In primo luogo, a differenza di altre milizie create per combattere i colpi di Stato, la Rsf è una forza paramilitare grande e densa. In genere, le forze di sicurezza nelle dittature sono poco equipaggiate e addestrate per respingere i tentativi di colpo di Stato o per garantire la sicurezza interna, non per impegnarsi in campagne militari su scala nazionale. Tuttavia, dalle loro origini dalle bande artefici di genocidio Janjaweed dei primi anni 2000, le RSF si sono trasformate in una forza combattente di circa 100.000 persone con basi proprie in tutto il Sudan. Queste caratteristiche di dimensione e capacità ne fanno un avversario pericoloso per il governo militare, con la capacità di combattere una guerra prolungata.

In secondo luogo, il confronto storico suggerisce che i regimi militari come quello sudanese potrebbero non essere particolarmente efficaci nel combattere le guerre civili. Nel gennaio 2022, i militari del Burkina Faso hanno attribuito al governo civile la responsabilità delle perdite subite durante la lunga guerra civile nel Paese.
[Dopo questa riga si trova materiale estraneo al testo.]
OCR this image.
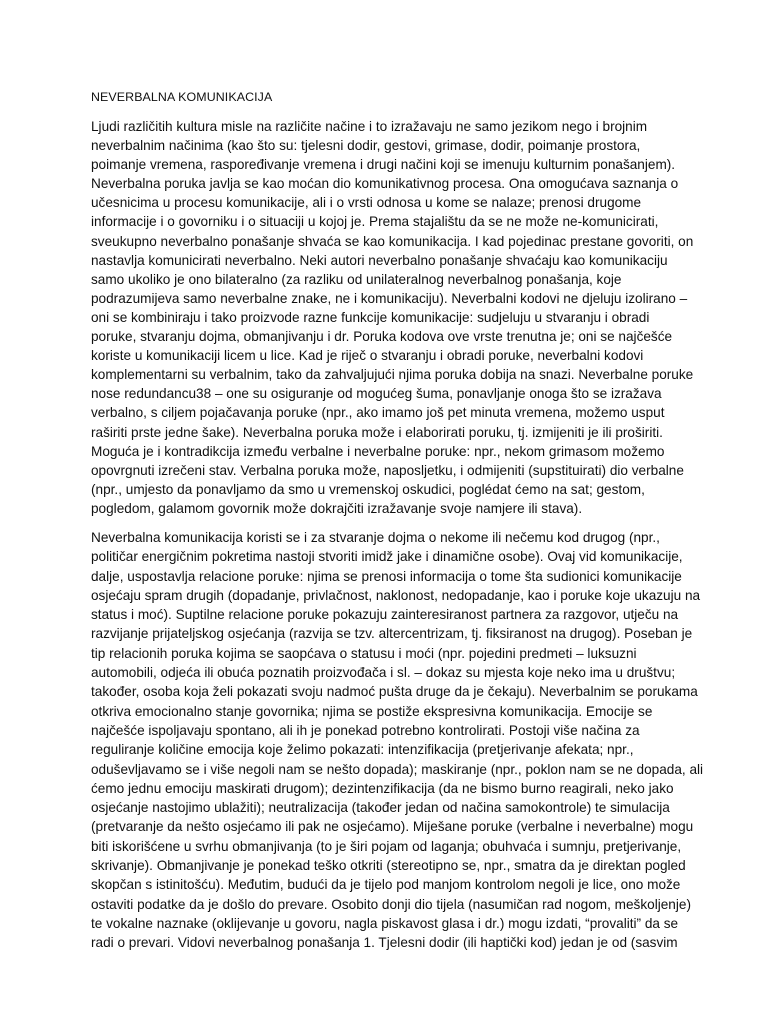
NEVERBALNA KOMUNIKACIJA
Ljudi različitih kultura misle na različite načine i to izražavaju ne samo jezikom nego i brojnim
neverbalnim načinima (kao što su: tjelesni dodir, gestovi, grimase, dodir, poimanje prostora,
poimanje vremena, raspoređivanje vremena i drugi načini koji se imenuju kulturnim ponašanjem).
Neverbalna poruka javlja se kao moćan dio komunikativnog procesa. Ona omogućava saznanja o
učesnicima u procesu komunikacije, ali i o vrsti odnosa u kome se nalaze; prenosi drugome
informacije i o govorniku i o situaciji u kojoj je. Prema stajalištu da se ne može ne-komunicirati,
sveukupno neverbalno ponašanje shvaća se kao komunikacija. I kad pojedinac prestane govoriti, on
nastavlja komunicirati neverbalno. Neki autori neverbalno ponašanje shvaćaju kao komunikaciju
samo ukoliko je ono bilateralno (za razliku od unilateralnog neverbalnog ponašanja, koje
podrazumijeva samo neverbalne znake, ne i komunikaciju). Neverbalni kodovi ne djeluju izolirano –
oni se kombiniraju i tako proizvode razne funkcije komunikacije: sudjeluju u stvaranju i obradi
poruke, stvaranju dojma, obmanjivanju i dr. Poruka kodova ove vrste trenutna je; oni se najčešće
koriste u komunikaciji licem u lice. Kad je riječ o stvaranju i obradi poruke, neverbalni kodovi
komplementarni su verbalnim, tako da zahvaljujući njima poruka dobija na snazi. Neverbalne poruke
nose redundancu38 – one su osiguranje od mogućeg šuma, ponavljanje onoga što se izražava
verbalno, s ciljem pojačavanja poruke (npr., ako imamo još pet minuta vremena, možemo usput
raširiti prste jedne šake). Neverbalna poruka može i elaborirati poruku, tj. izmijeniti je ili proširiti.
Moguća je i kontradikcija između verbalne i neverbalne poruke: npr., nekom grimasom možemo
opovrgnuti izrečeni stav. Verbalna poruka može, naposljetku, i odmijeniti (supstituirati) dio verbalne
(npr., umjesto da ponavljamo da smo u vremenskoj oskudici, poglédat ćemo na sat; gestom,
pogledom, galamom govornik može dokrajčiti izražavanje svoje namjere ili stava).
Neverbalna komunikacija koristi se i za stvaranje dojma o nekome ili nečemu kod drugog (npr.,
političar energičnim pokretima nastoji stvoriti imidž jake i dinamične osobe). Ovaj vid komunikacije,
dalje, uspostavlja relacione poruke: njima se prenosi informacija o tome šta sudionici komunikacije
osjećaju spram drugih (dopadanje, privlačnost, naklonost, nedopadanje, kao i poruke koje ukazuju na
status i moć). Suptilne relacione poruke pokazuju zainteresiranost partnera za razgovor, utječu na
razvijanje prijateljskog osjećanja (razvija se tzv. altercentrizam, tj. fiksiranost na drugog). Poseban je
tip relacionih poruka kojima se saopćava o statusu i moći (npr. pojedini predmeti – luksuzni
automobili, odjeća ili obuća poznatih proizvođača i sl. – dokaz su mjesta koje neko ima u društvu;
također, osoba koja želi pokazati svoju nadmoć pušta druge da je čekaju). Neverbalnim se porukama
otkriva emocionalno stanje govornika; njima se postiže ekspresivna komunikacija. Emocije se
najčešće ispoljavaju spontano, ali ih je ponekad potrebno kontrolirati. Postoji više načina za
reguliranje količine emocija koje želimo pokazati: intenzifikacija (pretjerivanje afekata; npr.,
oduševljavamo se i više negoli nam se nešto dopada); maskiranje (npr., poklon nam se ne dopada, ali
ćemo jednu emociju maskirati drugom); dezintenzifikacija (da ne bismo burno reagirali, neko jako
osjećanje nastojimo ublažiti); neutralizacija (također jedan od načina samokontrole) te simulacija
(pretvaranje da nešto osjećamo ili pak ne osjećamo). Miješane poruke (verbalne i neverbalne) mogu
biti iskorišćene u svrhu obmanjivanja (to je širi pojam od laganja; obuhvaća i sumnju, pretjerivanje,
skrivanje). Obmanjivanje je ponekad teško otkriti (stereotipno se, npr., smatra da je direktan pogled
skopčan s istinitošću). Međutim, budući da je tijelo pod manjom kontrolom negoli je lice, ono može
ostaviti podatke da je došlo do prevare. Osobito donji dio tijela (nasumičan rad nogom, meškoljenje)
te vokalne naznake (oklijevanje u govoru, nagla piskavost glasa i dr.) mogu izdati, “provaliti” da se
radi o prevari. Vidovi neverbalnog ponašanja 1. Tjelesni dodir (ili haptički kod) jedan je od (sasvim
Dopo aver preso il potere politico, la giunta militare burkinabé ha promesso una rapida risoluzione dell’insurrezione, ma da quel momento la guerra civile è peggiorata e il governo ha subito maggiori perdite. Secondo stime recenti, la giunta ha perso il controllo del 60% del Paese. Alcuni attribuiscono questo declino a un eccesso di spesa militare, oltre che alle inefficienze emerse dopo il colpo di Stato, che hanno portato all’immediata cessazione dell’assistenza militare americana all’estero.

Sebbene il sudanese al-Burhan sia sopravvissuto al suo contro-golpe (a differenza della prima giunta del Burkina Faso), il suo governo militare soffre di problemi simili. La spesa militare era già dilagante prima del colpo di Stato e si stima che costituisse un terzo di tutte le entrate pubbliche. Inoltre, la maggior parte dell’assistenza straniera al Paese era già stata sospesa dopo che al-Burhan aveva ripreso il potere da un governo di transizione nel 2021. Questi fattori danneggiano la capacità bellica delle SAF, che si avvicinano alla parità di potere con le RSF.

Guerre civili come queste non sono delicate per i civili e producono molti morti e distruzione. Mentre questo insolito conflitto procede, è importante che la comunità internazionale si mobiliti per garantire che i civili sudanesi siano protetti al meglio dagli effetti di un conflitto intra-elitario prolungato. Dovrebbero esercitare pressioni diplomatiche sulle forze SAF e RSF per promuovere corridoi umanitari più sicuri. Gli sforzi diplomatici dell’UA e della regione dovrebbero anche mediare per garantire la consegna di cibo e assistenza sanitaria ai civili bisognosi.